Frau Müllers privater Golf Krieg
Leben Bei ihrem Sohn ist zu wenig Platz, eine bezahlbare Wohnung findet die Rentnerin nicht. Für ein halbes Jahr landet sie in der Obdachlosenunterkunft, bis die Polizei vor ihrer Tür steht. Jetzt lebt die 77-Jährige in ihrem Golf – aus Protest
Neuburg Es ist nicht leicht, Sonja Müller tagsüber zu finden. Ein Angestellter, der am öffentlichen Neuburger Parkplatz arbeitet, sieht die Frau jeden Tag. Morgens steht sie auf, dann verschwindet sie. Angesprochen habe er sie noch nie. Warum auch? Der Parkplatz sei zwar kein Hotel. Aber die Frau hinterlasse keinen Müll, verhalte sich unauffällig. So unauffällig, dass sie einer Anwohnerin in sieben Wochen nie aufgefallen ist. Der Arbeiter sagt, dass sie vielleicht einkaufen ist.

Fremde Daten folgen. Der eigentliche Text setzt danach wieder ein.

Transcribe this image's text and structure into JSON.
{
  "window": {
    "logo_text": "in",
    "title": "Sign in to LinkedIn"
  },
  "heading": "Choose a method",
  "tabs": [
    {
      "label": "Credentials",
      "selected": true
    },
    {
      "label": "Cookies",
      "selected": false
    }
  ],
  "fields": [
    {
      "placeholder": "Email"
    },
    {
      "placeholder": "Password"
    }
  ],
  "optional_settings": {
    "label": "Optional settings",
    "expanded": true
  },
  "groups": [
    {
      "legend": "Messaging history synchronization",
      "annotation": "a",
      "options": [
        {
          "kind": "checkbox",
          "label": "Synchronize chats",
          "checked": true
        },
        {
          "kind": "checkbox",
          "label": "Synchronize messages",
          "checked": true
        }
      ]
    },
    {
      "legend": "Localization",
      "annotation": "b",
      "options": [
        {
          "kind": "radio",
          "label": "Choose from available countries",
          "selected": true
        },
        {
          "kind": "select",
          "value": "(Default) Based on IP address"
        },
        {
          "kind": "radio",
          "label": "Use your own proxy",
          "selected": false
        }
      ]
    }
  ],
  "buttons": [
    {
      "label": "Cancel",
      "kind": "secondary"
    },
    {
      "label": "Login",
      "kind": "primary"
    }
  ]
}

Tatsächlich. Ein rotglänzender Golf, top in Schuss für sein Alter, mit einem Pfälzer Kennzeichen, hat im Halbschatten des Supermarkts geparkt. In der offenen Fahrertür sitzt jene Frau, von der nur eine Handvoll Menschen weiß, woher sie kommt und warum sie ihre Nächte auf dem Parkplatz verbringt. Sie will Sonja Müller genannt werden, was nicht ihr wirklicher Name ist. Ihre Geschichte stehe für mehr als nur für sie, sagt sie. Deswegen brauche sie keinen Namen. Und auch der Parkplatz soll nicht in der Geschichte auftauchen. Schließlich sei er ihr Rückzugsort.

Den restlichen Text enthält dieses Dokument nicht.